Megaloceros, commonly (and wrongly) known as the “Irish Elk” offers a good example of an organism utilized as proof of orthogenesis during the latter half of the 19th century and the early 20th century.  During this period, paleontologists utilized the term “orthogenesis” to explain trends in the fossil record.  Under the model of orthogenesis, once a species begins to develop, it continues to develop along that line and exhibits an inability to stop this process of development.  In the case of Megaloceros, the argument was structured such that through the process of orthogenesis, Megaloceros’ antlers grew to extreme sizes.  Ultimately, this unchecked antler growth caused the extinction of Megaloceros.  This example offers a good model to demonstrate why orthogenesis does not work.  A trait isn’t going to survive if it causes a problem for the survival of the organism in question.  Ultimately, even if selective pressures do support the development of larger antlers in Megaloceros, the antlers won’t get large enough to cause extinction.  If an individual Megaloceros has antlers so large that they end up getting caught in trees (part of the orthogenesis argument), then it’s not going to have much success with reproduction. Sure, a few individuals with extremely large antlers might get to reproduce, but as a rule, most of these will, in fact, be weaned from the gene pool.  This is why orthogenesis does not work.

If you’re interested in this topic, check out Stephen Jay Gould’s article “The misnamed, mistreated, and misunderstood Irish Elk.” The article is available in his 1977 book Ever Since Darwin.

Ontogeny trumps Phylogeny

September 24, 2010

A recent paper published by Museum of the Rockies paleontologists John Scannella and Jack Horner, “synonymy through phylogeny, illustrates that Torosaurus, a genus originally described by OC Marsh, is in fact an adult form of Triceratops.  For a basic article on the topic, click here.  The citation information for the original Scannella and Horner article is as follows, and is available here if you have access to the Journal of Vertebrate Paleontology:

Scannella, J., & Horner, J. (2010). Torosaurus Marsh, 1891, is Triceratops Marsh, 1889 (Ceratopsidae: Chasmosaurinae): synonymy through ontogeny, Journal of Vertebrate Paleontology, 30 (4), 1157-1168.

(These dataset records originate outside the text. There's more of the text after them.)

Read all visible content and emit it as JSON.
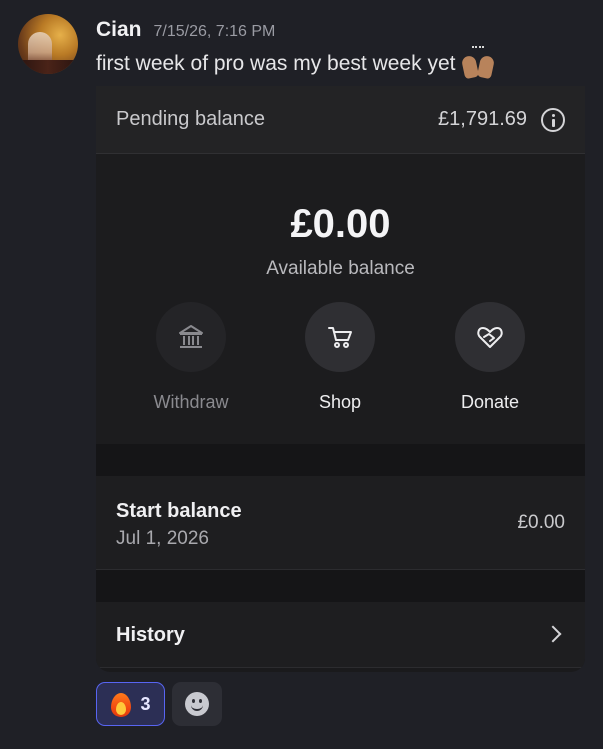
{
  "message": {
    "username": "Cian",
    "timestamp": "7/15/26, 7:16 PM",
    "text": "first week of pro was my best week yet",
    "emoji": "raising-hands-icon"
  },
  "card": {
    "pending": {
      "label": "Pending balance",
      "amount": "£1,791.69",
      "icon": "info-icon"
    },
    "available": {
      "amount": "£0.00",
      "label": "Available balance"
    },
    "actions": [
      {
        "label": "Withdraw",
        "icon": "bank-icon",
        "enabled": false
      },
      {
        "label": "Shop",
        "icon": "cart-icon",
        "enabled": true
      },
      {
        "label": "Donate",
        "icon": "heart-hands-icon",
        "enabled": true
      }
    ],
    "start_balance": {
      "title": "Start balance",
      "date": "Jul 1, 2026",
      "amount": "£0.00"
    },
    "history": {
      "label": "History",
      "icon": "chevron-right-icon"
    }
  },
  "reactions": [
    {
      "icon": "fire-icon",
      "count": "3",
      "selected": true
    },
    {
      "icon": "add-reaction-icon"
    }
  ],
  "colors": {
    "background": "#1f2026",
    "reaction_selected_border": "#5865f2"
  }
}
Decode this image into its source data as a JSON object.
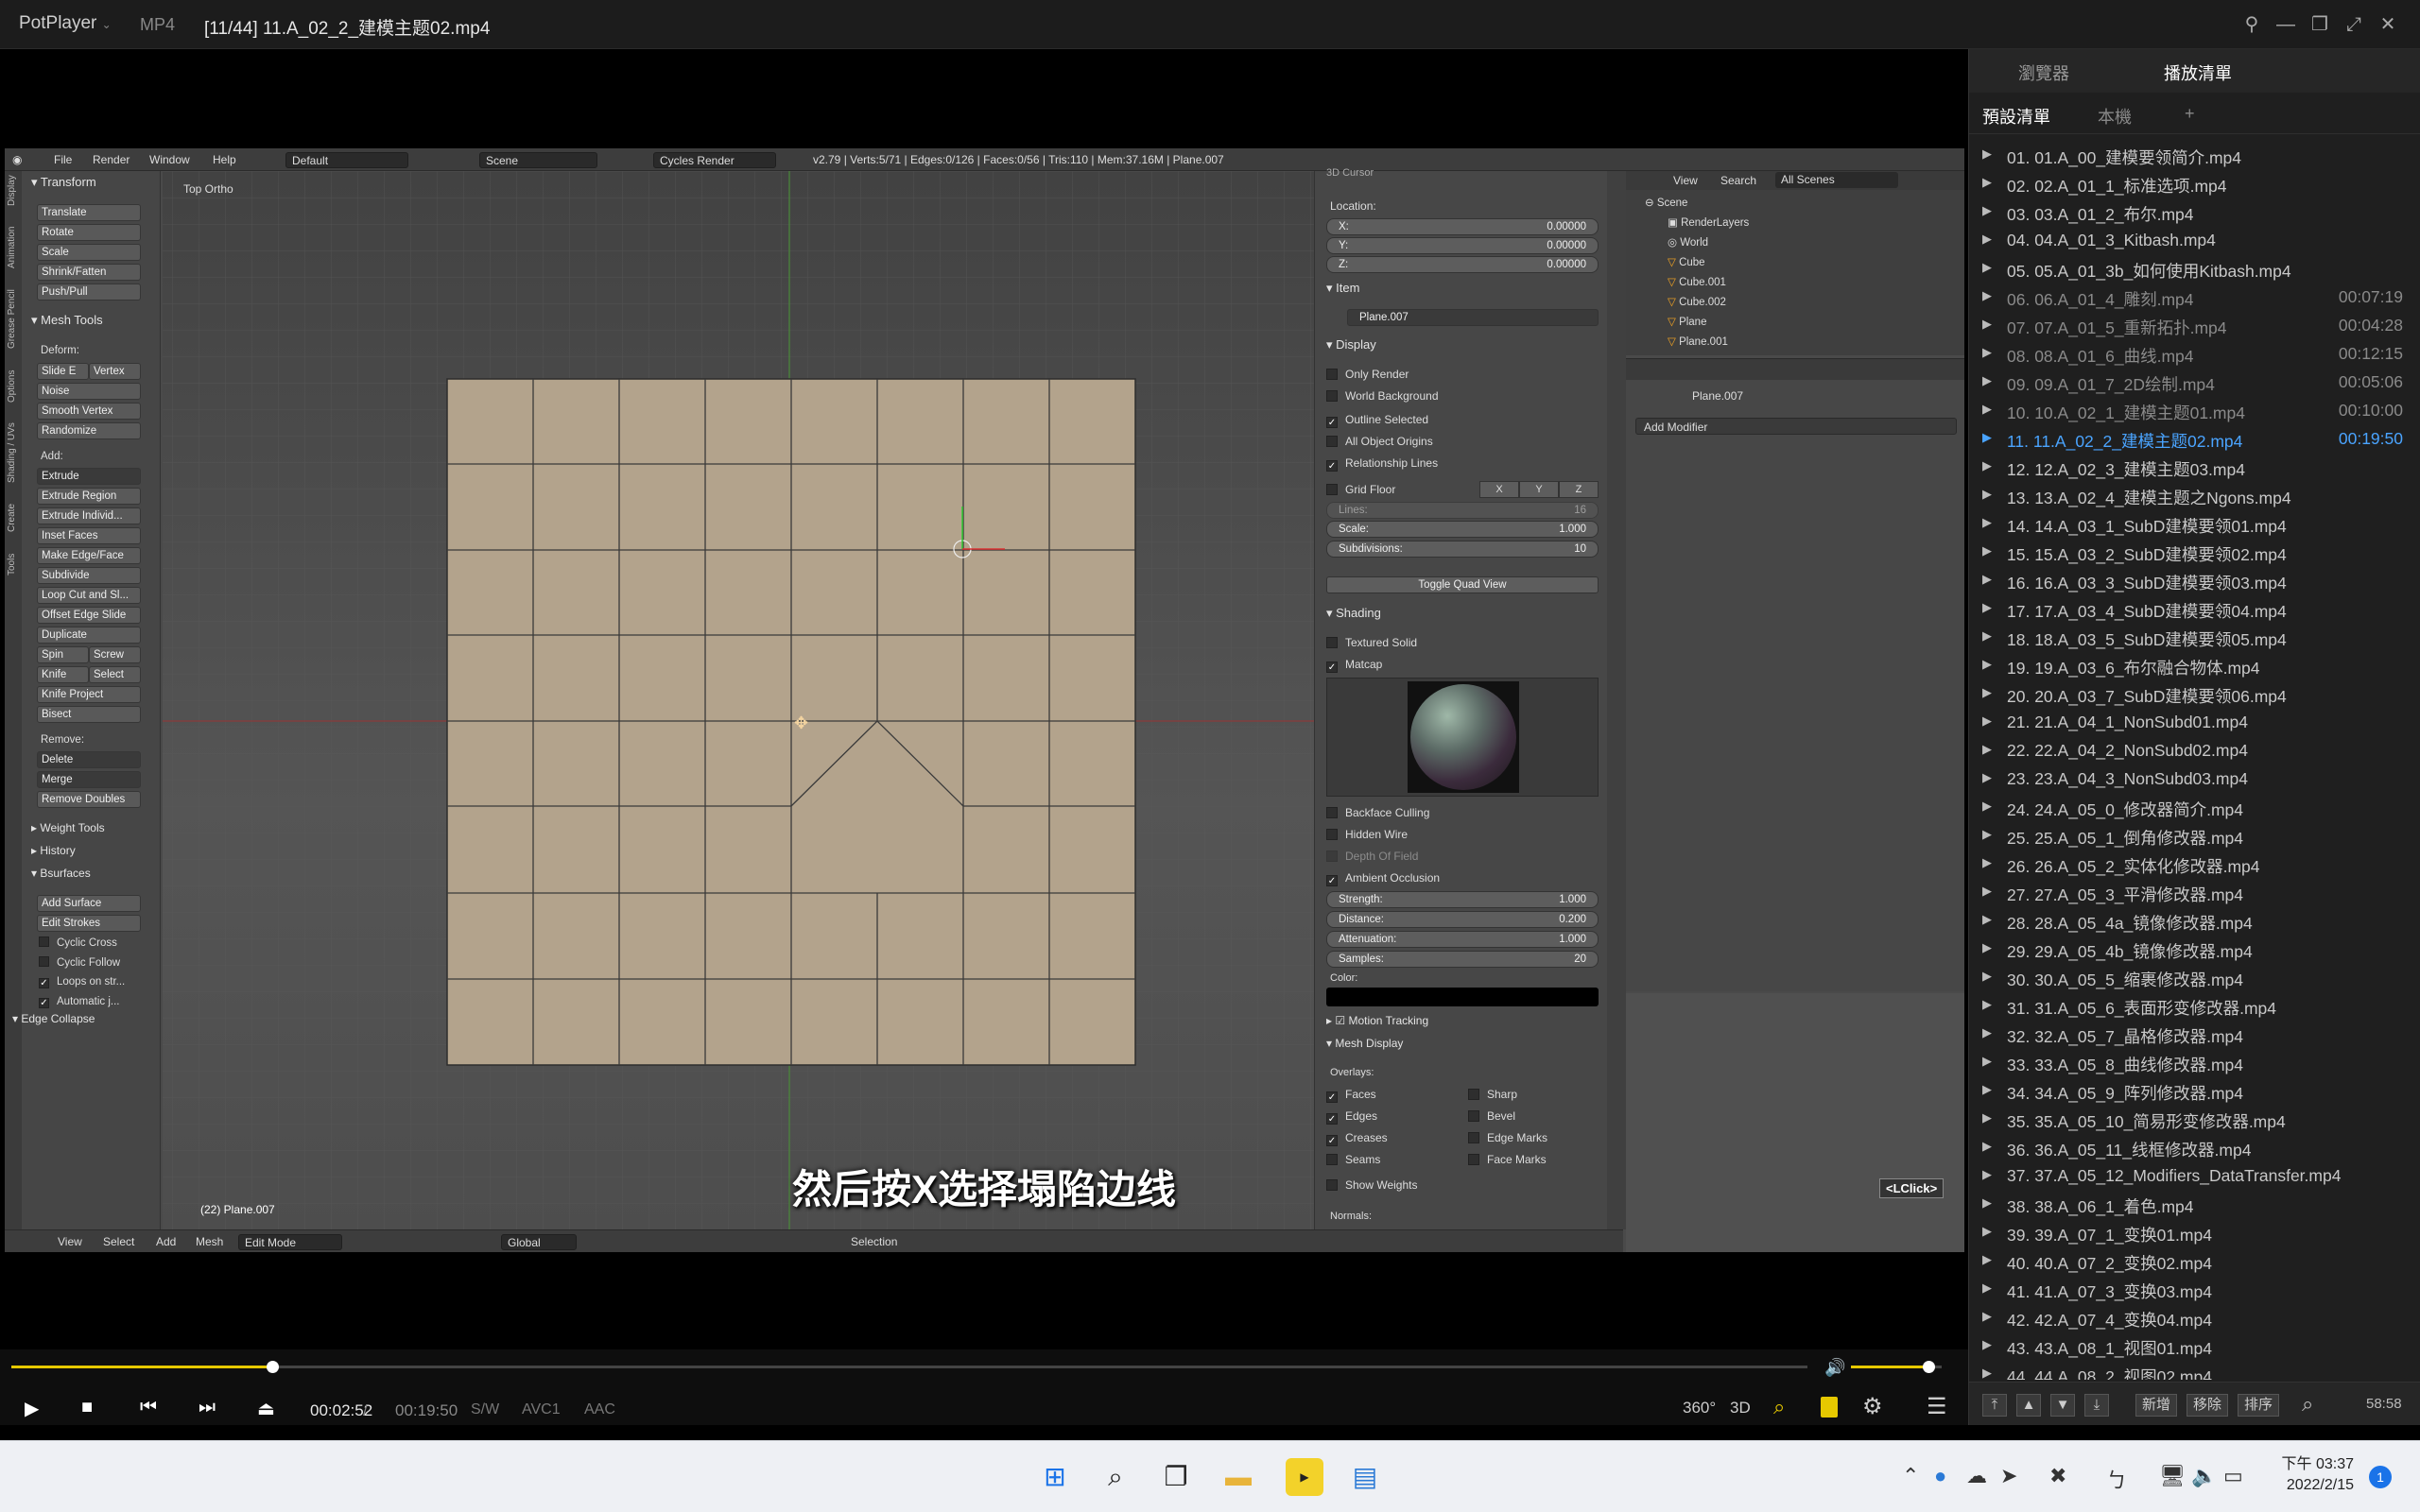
{
  "titlebar": {
    "app_name": "PotPlayer",
    "format": "MP4",
    "file_title": "[11/44] 11.A_02_2_建模主题02.mp4"
  },
  "blender": {
    "info_bar": {
      "menus": [
        "File",
        "Render",
        "Window",
        "Help"
      ],
      "layout": "Default",
      "scene": "Scene",
      "engine": "Cycles Render",
      "stats": "v2.79 | Verts:5/71 | Edges:0/126 | Faces:0/56 | Tris:110 | Mem:37.16M | Plane.007"
    },
    "toolshelf": {
      "transform_title": "Transform",
      "transform_buttons": [
        "Translate",
        "Rotate",
        "Scale",
        "Shrink/Fatten",
        "Push/Pull"
      ],
      "mesh_tools_title": "Mesh Tools",
      "deform_label": "Deform:",
      "slide_edge": "Slide E",
      "vertex": "Vertex",
      "deform_buttons": [
        "Noise",
        "Smooth Vertex",
        "Randomize"
      ],
      "add_label": "Add:",
      "extrude": "Extrude",
      "add_buttons": [
        "Extrude Region",
        "Extrude Individ...",
        "Inset Faces",
        "Make Edge/Face",
        "Subdivide",
        "Loop Cut and Sl...",
        "Offset Edge Slide",
        "Duplicate"
      ],
      "spin": "Spin",
      "screw": "Screw",
      "knife": "Knife",
      "select": "Select",
      "knife_project": "Knife Project",
      "bisect": "Bisect",
      "remove_label": "Remove:",
      "delete": "Delete",
      "merge": "Merge",
      "remove_doubles": "Remove Doubles",
      "weight_tools": "Weight Tools",
      "history": "History",
      "bsurfaces": "Bsurfaces",
      "add_surface": "Add Surface",
      "edit_strokes": "Edit Strokes",
      "cyclic_cross": "Cyclic Cross",
      "cyclic_follow": "Cyclic Follow",
      "loops_on_strokes": "Loops on str...",
      "automatic": "Automatic j...",
      "edge_collapse": "Edge Collapse",
      "vtabs": [
        "Tools",
        "Create",
        "Shading / UVs",
        "Options",
        "Grease Pencil",
        "Animation",
        "Display"
      ]
    },
    "viewport": {
      "view_label": "Top Ortho",
      "object_label": "(22) Plane.007"
    },
    "npanel": {
      "cursor_title": "3D Cursor",
      "location_label": "Location:",
      "x": {
        "label": "X:",
        "value": "0.00000"
      },
      "y": {
        "label": "Y:",
        "value": "0.00000"
      },
      "z": {
        "label": "Z:",
        "value": "0.00000"
      },
      "item_title": "Item",
      "item_name": "Plane.007",
      "display_title": "Display",
      "only_render": "Only Render",
      "world_background": "World Background",
      "outline_selected": "Outline Selected",
      "all_object_origins": "All Object Origins",
      "relationship_lines": "Relationship Lines",
      "grid_floor": "Grid Floor",
      "gx": "X",
      "gy": "Y",
      "gz": "Z",
      "lines": {
        "label": "Lines:",
        "value": "16"
      },
      "scale": {
        "label": "Scale:",
        "value": "1.000"
      },
      "subdivisions": {
        "label": "Subdivisions:",
        "value": "10"
      },
      "toggle_quad": "Toggle Quad View",
      "shading_title": "Shading",
      "textured_solid": "Textured Solid",
      "matcap": "Matcap",
      "backface_culling": "Backface Culling",
      "hidden_wire": "Hidden Wire",
      "depth_of_field": "Depth Of Field",
      "ambient_occlusion": "Ambient Occlusion",
      "strength": {
        "label": "Strength:",
        "value": "1.000"
      },
      "distance": {
        "label": "Distance:",
        "value": "0.200"
      },
      "attenuation": {
        "label": "Attenuation:",
        "value": "1.000"
      },
      "samples": {
        "label": "Samples:",
        "value": "20"
      },
      "color_label": "Color:",
      "motion_tracking": "Motion Tracking",
      "mesh_display": "Mesh Display",
      "overlays": "Overlays:",
      "faces": "Faces",
      "sharp": "Sharp",
      "edges": "Edges",
      "bevel": "Bevel",
      "creases": "Creases",
      "edge_marks": "Edge Marks",
      "seams": "Seams",
      "face_marks": "Face Marks",
      "show_weights": "Show Weights",
      "normals": "Normals:"
    },
    "outliner": {
      "view": "View",
      "search": "Search",
      "filter": "All Scenes",
      "items": [
        "Scene",
        "RenderLayers",
        "World",
        "Cube",
        "Cube.001",
        "Cube.002",
        "Plane",
        "Plane.001"
      ]
    },
    "properties": {
      "object": "Plane.007",
      "add_modifier": "Add Modifier"
    },
    "lower": {
      "lclick": "<LClick>"
    },
    "bottom_bar": {
      "menus": [
        "View",
        "Select",
        "Add",
        "Mesh"
      ],
      "mode": "Edit Mode",
      "orientation": "Global",
      "selection": "Selection"
    }
  },
  "subtitle": "然后按X选择塌陷边线",
  "player": {
    "current_time": "00:02:52",
    "separator": "/",
    "duration": "00:19:50",
    "codecs": [
      "S/W",
      "AVC1",
      "AAC"
    ],
    "right_buttons": [
      "360°",
      "3D"
    ],
    "progress_fraction": 0.145,
    "volume_fraction": 0.85
  },
  "playlist": {
    "tabs": [
      "瀏覽器",
      "播放清單"
    ],
    "subtabs": [
      "預設清單",
      "本機",
      "+"
    ],
    "active_index": 10,
    "items": [
      {
        "name": "01. 01.A_00_建模要领简介.mp4",
        "duration": ""
      },
      {
        "name": "02. 02.A_01_1_标准选项.mp4",
        "duration": ""
      },
      {
        "name": "03. 03.A_01_2_布尔.mp4",
        "duration": ""
      },
      {
        "name": "04. 04.A_01_3_Kitbash.mp4",
        "duration": ""
      },
      {
        "name": "05. 05.A_01_3b_如何使用Kitbash.mp4",
        "duration": ""
      },
      {
        "name": "06. 06.A_01_4_雕刻.mp4",
        "duration": "00:07:19"
      },
      {
        "name": "07. 07.A_01_5_重新拓扑.mp4",
        "duration": "00:04:28"
      },
      {
        "name": "08. 08.A_01_6_曲线.mp4",
        "duration": "00:12:15"
      },
      {
        "name": "09. 09.A_01_7_2D绘制.mp4",
        "duration": "00:05:06"
      },
      {
        "name": "10. 10.A_02_1_建模主题01.mp4",
        "duration": "00:10:00"
      },
      {
        "name": "11. 11.A_02_2_建模主题02.mp4",
        "duration": "00:19:50"
      },
      {
        "name": "12. 12.A_02_3_建模主题03.mp4",
        "duration": ""
      },
      {
        "name": "13. 13.A_02_4_建模主题之Ngons.mp4",
        "duration": ""
      },
      {
        "name": "14. 14.A_03_1_SubD建模要领01.mp4",
        "duration": ""
      },
      {
        "name": "15. 15.A_03_2_SubD建模要领02.mp4",
        "duration": ""
      },
      {
        "name": "16. 16.A_03_3_SubD建模要领03.mp4",
        "duration": ""
      },
      {
        "name": "17. 17.A_03_4_SubD建模要领04.mp4",
        "duration": ""
      },
      {
        "name": "18. 18.A_03_5_SubD建模要领05.mp4",
        "duration": ""
      },
      {
        "name": "19. 19.A_03_6_布尔融合物体.mp4",
        "duration": ""
      },
      {
        "name": "20. 20.A_03_7_SubD建模要领06.mp4",
        "duration": ""
      },
      {
        "name": "21. 21.A_04_1_NonSubd01.mp4",
        "duration": ""
      },
      {
        "name": "22. 22.A_04_2_NonSubd02.mp4",
        "duration": ""
      },
      {
        "name": "23. 23.A_04_3_NonSubd03.mp4",
        "duration": ""
      },
      {
        "name": "24. 24.A_05_0_修改器简介.mp4",
        "duration": ""
      },
      {
        "name": "25. 25.A_05_1_倒角修改器.mp4",
        "duration": ""
      },
      {
        "name": "26. 26.A_05_2_实体化修改器.mp4",
        "duration": ""
      },
      {
        "name": "27. 27.A_05_3_平滑修改器.mp4",
        "duration": ""
      },
      {
        "name": "28. 28.A_05_4a_镜像修改器.mp4",
        "duration": ""
      },
      {
        "name": "29. 29.A_05_4b_镜像修改器.mp4",
        "duration": ""
      },
      {
        "name": "30. 30.A_05_5_缩裹修改器.mp4",
        "duration": ""
      },
      {
        "name": "31. 31.A_05_6_表面形变修改器.mp4",
        "duration": ""
      },
      {
        "name": "32. 32.A_05_7_晶格修改器.mp4",
        "duration": ""
      },
      {
        "name": "33. 33.A_05_8_曲线修改器.mp4",
        "duration": ""
      },
      {
        "name": "34. 34.A_05_9_阵列修改器.mp4",
        "duration": ""
      },
      {
        "name": "35. 35.A_05_10_简易形变修改器.mp4",
        "duration": ""
      },
      {
        "name": "36. 36.A_05_11_线框修改器.mp4",
        "duration": ""
      },
      {
        "name": "37. 37.A_05_12_Modifiers_DataTransfer.mp4",
        "duration": ""
      },
      {
        "name": "38. 38.A_06_1_着色.mp4",
        "duration": ""
      },
      {
        "name": "39. 39.A_07_1_变换01.mp4",
        "duration": ""
      },
      {
        "name": "40. 40.A_07_2_变换02.mp4",
        "duration": ""
      },
      {
        "name": "41. 41.A_07_3_变换03.mp4",
        "duration": ""
      },
      {
        "name": "42. 42.A_07_4_变换04.mp4",
        "duration": ""
      },
      {
        "name": "43. 43.A_08_1_视图01.mp4",
        "duration": ""
      },
      {
        "name": "44. 44.A_08_2_视图02.mp4",
        "duration": ""
      }
    ],
    "footer": {
      "new": "新增",
      "remove": "移除",
      "sort": "排序",
      "total_time": "58:58"
    }
  },
  "taskbar": {
    "time": "下午 03:37",
    "date": "2022/2/15",
    "notification_count": "1"
  }
}
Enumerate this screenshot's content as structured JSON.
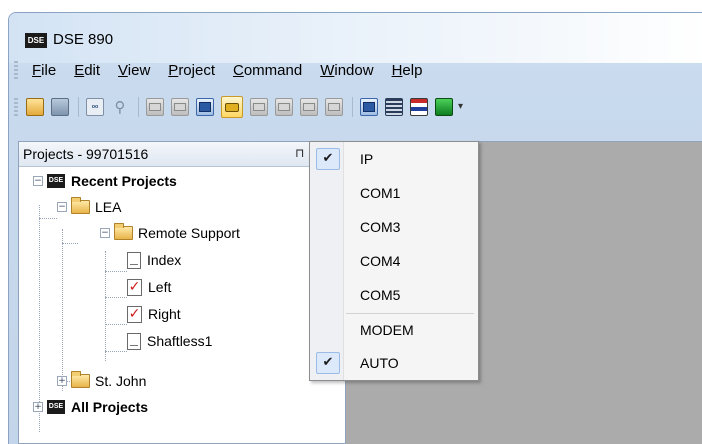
{
  "window": {
    "title": "DSE 890",
    "logo_text": "DSE"
  },
  "menubar": {
    "items": [
      "File",
      "Edit",
      "View",
      "Project",
      "Command",
      "Window",
      "Help"
    ]
  },
  "toolbar": {
    "active_button_icon": "connection-icon",
    "overflow_glyph": "▾"
  },
  "projects_panel": {
    "title": "Projects - 99701516",
    "pin_glyph": "⊓",
    "tree": {
      "recent_projects": {
        "label": "Recent Projects",
        "expander": "−",
        "children": {
          "lea": {
            "label": "LEA",
            "expander": "−",
            "remote_support": {
              "label": "Remote Support",
              "expander": "−",
              "items": [
                {
                  "label": "Index",
                  "icon": "doc-icon"
                },
                {
                  "label": "Left",
                  "icon": "checked-doc-icon",
                  "mark": "✓"
                },
                {
                  "label": "Right",
                  "icon": "checked-doc-icon",
                  "mark": "✓"
                },
                {
                  "label": "Shaftless1",
                  "icon": "doc-icon"
                }
              ]
            }
          },
          "st_john": {
            "label": "St. John",
            "expander": "+"
          }
        }
      },
      "all_projects": {
        "label": "All Projects",
        "expander": "+"
      }
    }
  },
  "dropdown": {
    "check_glyph": "✔",
    "items": [
      {
        "label": "IP",
        "checked": true
      },
      {
        "label": "COM1",
        "checked": false
      },
      {
        "label": "COM3",
        "checked": false
      },
      {
        "label": "COM4",
        "checked": false
      },
      {
        "label": "COM5",
        "checked": false
      },
      {
        "label": "MODEM",
        "checked": false
      },
      {
        "label": "AUTO",
        "checked": true
      }
    ]
  }
}
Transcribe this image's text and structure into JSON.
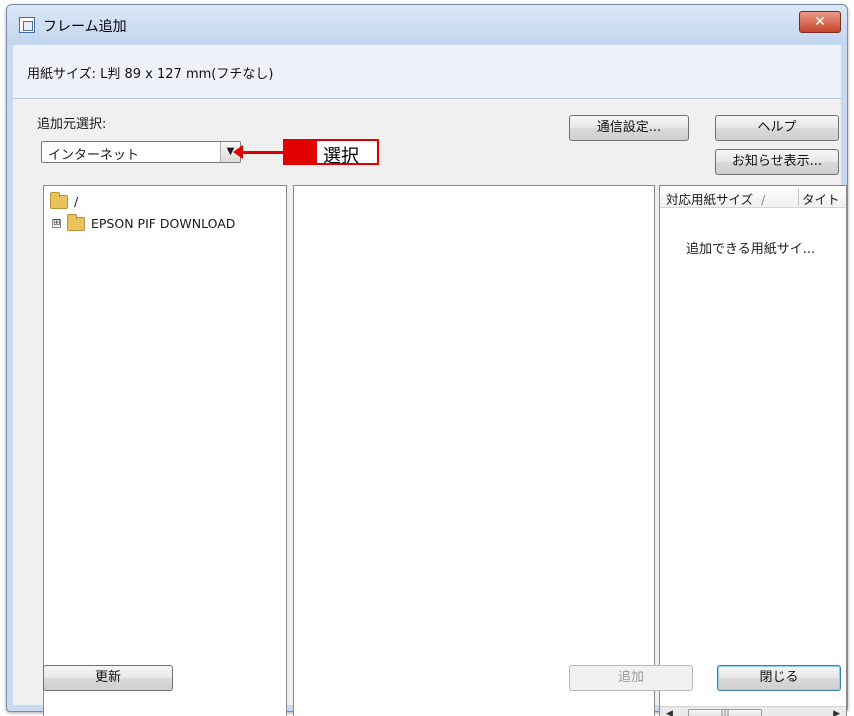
{
  "window": {
    "title": "フレーム追加",
    "close_glyph": "✕"
  },
  "info": {
    "paper_size": "用紙サイズ: L判 89 x 127 mm(フチなし)"
  },
  "source": {
    "label": "追加元選択:",
    "selected": "インターネット",
    "dropdown_glyph": "▼"
  },
  "annotation": {
    "text": "選択",
    "color": "#e00000"
  },
  "buttons": {
    "comm_settings": "通信設定...",
    "help": "ヘルプ",
    "notices": "お知らせ表示...",
    "refresh": "更新",
    "add": "追加",
    "close": "閉じる"
  },
  "tree": {
    "root": "/",
    "items": [
      {
        "label": "EPSON PIF DOWNLOAD",
        "expander": "⊞"
      }
    ]
  },
  "list": {
    "columns": [
      "対応用紙サイズ",
      "タイト"
    ],
    "sort_glyph": "/",
    "empty_message": "追加できる用紙サイ..."
  },
  "scroll": {
    "left": "◀",
    "right": "▶",
    "grip": "|||"
  }
}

Publications such as this one highlight the difficulty with which paleontologists define species.  It’s generally impossible to go back and look at skin (with a few key exceptions, such as the hadrosaur “mummy” at the AMNH), behavior, or other non-skeletal traits.  Thus, paleontologists are stuck trying to define species and genera from bones  alone, more often than not.  However, this article highlights the self-correcting nature of science.  While any historian of science can highlight numerous social influences on science, when at its best, science  in fact can be a self-correcting enterprise.  OC Marsh described Torosaurus and Triceratops as two separate genera.  Scannella and Horner come along a century later, with more specimens to compare, and correct Marsh’s mis-classification.  This is self-correcting science at its best.